12 C.F.R. § 308.124

Current through November 30, 2024
Section 308.124 - Involuntary termination of insured status for failure to receive deposits
(a)Notice to show cause. When the Board of Directors or its designee has evidence that an insured depository institution is not engaged in the business of receiving deposits, other than trust funds, the Board of Directors or its designee shall give written notice of this evidence to the depository institution and shall direct the depository institution to show cause why its insured status should not be terminated under the provisions of section 8(p) of the FDIA (12 U.S.C. 1818(p) ). The insured depository institution shall have 30 days after receipt of the notice, or such longer period as is prescribed in the notice, to submit affidavits, other written proof, and any legal arguments that it is engaged in the business of receiving deposits other than trust funds.
(b)Notice of termination date. If, upon consideration of the affidavits, other written proof, and legal arguments, the Board of Directors determines that the depository institution is not engaged in the business of receiving deposits, other than trust funds, the finding shall be conclusive and the Board of Directors shall notify the depository institution that its insured status will terminate at the expiration of the first full semiannual assessment period following issuance of that notification.
(c)Notification to depositors of termination of insured status.
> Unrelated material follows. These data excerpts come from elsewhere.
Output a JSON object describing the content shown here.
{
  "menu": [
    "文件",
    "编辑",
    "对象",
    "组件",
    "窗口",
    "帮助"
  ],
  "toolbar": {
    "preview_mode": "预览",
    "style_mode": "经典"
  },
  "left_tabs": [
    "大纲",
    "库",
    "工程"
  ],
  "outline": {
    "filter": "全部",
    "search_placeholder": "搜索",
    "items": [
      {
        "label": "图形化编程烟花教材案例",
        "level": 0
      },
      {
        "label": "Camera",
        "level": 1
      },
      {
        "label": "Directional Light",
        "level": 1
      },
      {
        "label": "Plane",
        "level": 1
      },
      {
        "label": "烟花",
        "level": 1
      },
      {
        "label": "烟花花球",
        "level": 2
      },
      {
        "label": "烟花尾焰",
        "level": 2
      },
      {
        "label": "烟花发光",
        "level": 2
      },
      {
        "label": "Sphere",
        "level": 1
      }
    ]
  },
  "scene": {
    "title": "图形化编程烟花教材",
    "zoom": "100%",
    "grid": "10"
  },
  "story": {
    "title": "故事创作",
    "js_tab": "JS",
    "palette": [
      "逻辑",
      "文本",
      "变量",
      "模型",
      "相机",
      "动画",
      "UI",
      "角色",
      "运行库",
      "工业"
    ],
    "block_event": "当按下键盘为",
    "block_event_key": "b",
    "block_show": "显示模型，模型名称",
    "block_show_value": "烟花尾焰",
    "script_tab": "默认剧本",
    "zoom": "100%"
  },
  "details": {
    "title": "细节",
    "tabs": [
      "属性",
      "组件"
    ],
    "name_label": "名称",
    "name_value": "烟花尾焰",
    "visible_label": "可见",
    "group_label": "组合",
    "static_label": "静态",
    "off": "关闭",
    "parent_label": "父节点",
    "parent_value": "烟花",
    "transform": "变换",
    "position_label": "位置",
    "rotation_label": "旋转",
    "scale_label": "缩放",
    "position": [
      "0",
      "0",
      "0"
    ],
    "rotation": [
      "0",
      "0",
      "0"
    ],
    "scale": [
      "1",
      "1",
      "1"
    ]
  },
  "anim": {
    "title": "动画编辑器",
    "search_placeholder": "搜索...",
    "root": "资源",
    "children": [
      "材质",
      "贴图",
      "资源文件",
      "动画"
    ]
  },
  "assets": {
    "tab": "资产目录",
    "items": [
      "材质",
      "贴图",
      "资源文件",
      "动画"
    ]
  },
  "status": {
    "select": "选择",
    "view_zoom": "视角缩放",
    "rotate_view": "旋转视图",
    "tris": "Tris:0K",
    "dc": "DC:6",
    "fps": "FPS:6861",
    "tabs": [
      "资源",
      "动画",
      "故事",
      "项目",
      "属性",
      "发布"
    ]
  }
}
Within the time specified by the Board of Directors and prior to the date of termination of its insured status, the depository institution shall mail a notification of termination of insured status to each depositor at the depositor's last address of record on the books of the depository institution. The depository institution shall also publish the notification in two issues of a local newspaper of general circulation and shall furnish the FDIC with proof of such publications. The notification to depositors shall include information provided in substantially the following form:

NOTICE

(Date)__________.

The status of the __________, as an (insured depository institution) (insured branch) under the Federal Deposit Insurance Act, will terminate on the ________ day of____________, 19____, and its deposits will thereupon cease to be insured.

_______________________________

(Name of depository institution or branch)

_______________________________

(Address)

The notification may include any additional information the depository institution deems advisable, provided that the information required by this section shall be set forth in a conspicuous manner on the first page of the notification.